Another recent struggle is that we have some new students. The two new students in Class C or the lowest level are really below even Class C, there should be a Class D for them. They don’t understand hardly anything and they can’t say much either. We have to work from the ground up on those two. I spent an hour and half teaching them and going over and over the names of family members. The next day at the morning briefing (each morning from 9-9:45 students present in English), one of them didn’t even say the right word for a family member. He called his cousin his sister. I was a little frustrated to say the least. It was a struggle to have class with them. Even with the basic vocabulary and an English-Chinese vocab list, they were struggling. Ahhh good thing I don’t have them that much.

It took over 2 months to get work stuff. When I first started I was told I would get to wear one of the uniforms and I would get a picture ID for access to the building, my lunch money and to identify myself. I tried on a jacket that was the size of a 5 year old and that was the last I heard anything. Well, yesterday as I was about to leave for lunch one of the new secretaries just came up and started measuring me. I was like oh am I getting one of the black outfits from winter or one of the new ones or what. She had no idea but measured me up good. I had to guess my weight and thankfully I know my height from going to the gym. Soo we shall see what I get! … Summer outfit it is. I just tried on a medium and boy was it tight. Chinese people really are stick figures, and they tell me I’m tiny. Pshh you could lose your Chinese friend if they turned sideways. They are ordering me a summer outfit though so yay for not having to choose what to wear every day. I finally got my own ID 2 weeks ago. It was awesome. I didn’t know I was getting it so it took me by surprise. It has my picture (taken on the last day or orientation on 2-13-14), my English and Chinese name and it had my 300 yuan a month for food. Then the week after that, we got more money because the new month started! So Jared and I are rolling in the dough for lunch. What is even better is that the place we get lunch at, also serves breakfast and dinner. I went to breakfast with Sally (She is awesome, more to come on her) and I had warm soymilk while she had a fried egg and some porridge. So no matter what we won’t starve! That is always good news.

Just when I was about to say everything was really coming together, much to my surprise, the office wifi has suddenly disappeared. UHHHHH What the hell how is the wifi just gone and vanished? There are other wifi available but of course they are all password protected. Crap. So now I’m sitting here at my desk wondering how that is going to work. Jared doesn’t have a work computer so he definitely needs the password and well I use my laptop a lot too. Plus ain’t nobody got time for expensive data fees, give me that wifi. That’ll be top priority starting Monday, if Jared doesn’t get that taken care of this afternoon.

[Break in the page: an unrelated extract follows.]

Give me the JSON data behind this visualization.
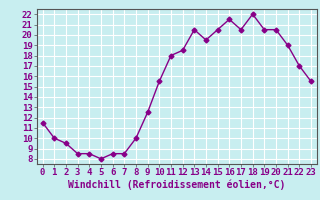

So there you have it, working in China is definitely not rainbows and butterflies; it’s not all it’s cracked up to be; things are seldom what they seem; If you don’t want trouble, don’t go looking for it; If everything is going exactly to plan, something somewhere is going massively wrong.- Take your pick, this is China “If you don’t laugh, you’ll cry”

Most plans are just inaccurate predictions.
Bayol, Ben

One step at a time is good walking.
Proverb, Chinese

When planning for a year, plant corn. When planning for a decade, plant trees. When planning for life, train and educate people.